Pastor’s Mistake #3: Not preaching specific marriage behaviors that indicate RESPECT from the pulpit on a regular basis. At the time, and ever since, I have heard many sermons on marriage. They all cover 1) the ideal Christian marriage, 2) submission and love, either wives to husbands, or each spouse to the other, and 3) the evils of divorce. Abusive husbands are MASTERS  at using all or parts of these sermons to hammer their wives with their wifely failures. And abused wives are MASTERS at clinging even more to the HOPE that one day that is the way their marriages will be, and trying even HARDER to be the kind of wife that will make it happen (by submission, patience, self control,  walking by faith rather than sight, and a thousand other Biblical recommendations). Which fuels the cycle of abuse. She tries to be perfect; he abuses.  Instead, sermons need to set a specific standard of NO EXCUSES for men – that yelling, tantrums, pushing, shoving, name calling, regarding their wives concerns as less important than theirs, not listening to their wives’ counsel, being sexually insensitive, controlling or manipulating with money, isolating wives from family or friends, belittling, insulting, and using humor that isn’t funny to both parties – are all ABUSE and are all SIN. AND that the saying “I’m not perfect, just forgiven” does not apply here. Simply addressing the evils of divorce without such specific teaching is like applying a band-aid to a limb severed because no one teaches that saw blades are sharp.

For consideration:

2 Corinthians 5:7 (NIV)  For we live by faith, not by sight.

Ephesians 5:21-24 (NIV) Submit to one another out of reverence for Christ.  Wives, submit yourselves to your own husbands as you do to the Lord.  For the husband is the head of the wife as Christ is the head of the church, his body, of which he is the Savior. Now as the church submits to Christ, so also wives should submit to their husbands in everything.

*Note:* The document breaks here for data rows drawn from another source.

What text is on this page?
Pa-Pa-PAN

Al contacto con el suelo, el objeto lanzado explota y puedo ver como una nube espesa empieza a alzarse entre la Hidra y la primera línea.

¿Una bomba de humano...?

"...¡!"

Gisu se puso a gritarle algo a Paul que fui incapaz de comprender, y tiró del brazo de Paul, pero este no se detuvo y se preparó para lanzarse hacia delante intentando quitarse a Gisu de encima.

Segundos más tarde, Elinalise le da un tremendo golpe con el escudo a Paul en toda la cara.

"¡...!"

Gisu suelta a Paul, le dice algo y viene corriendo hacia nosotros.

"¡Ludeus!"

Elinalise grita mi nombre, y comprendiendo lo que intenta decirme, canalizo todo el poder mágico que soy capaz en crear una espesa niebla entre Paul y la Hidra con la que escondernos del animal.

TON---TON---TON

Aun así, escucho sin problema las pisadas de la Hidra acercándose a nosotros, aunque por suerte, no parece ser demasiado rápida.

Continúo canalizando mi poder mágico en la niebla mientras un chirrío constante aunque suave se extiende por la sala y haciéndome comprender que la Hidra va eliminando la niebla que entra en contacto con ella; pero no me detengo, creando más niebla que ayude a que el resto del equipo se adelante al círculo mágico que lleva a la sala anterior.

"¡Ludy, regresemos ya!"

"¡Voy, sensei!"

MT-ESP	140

This is pretty definite. Submit as you do to the Lord. I’d say submission to the Lord would be pretty unconditional. So what if the husband is harsh, mentally ill, or even evil? If a Christian, lay or pastor,  quotes this to an abused Christian woman, who is desperate not to lose God’s favor, what is he/she actually telling her to do? If she does submit unconditionally, does God really provide special protection for her and their children’s lives, health, FAITH? Are you sure? Have you ever seen it work that way?

Would the verses above apply to letting a drunk husband take a young child fishing? Or to continuing hope for a healthy marriage?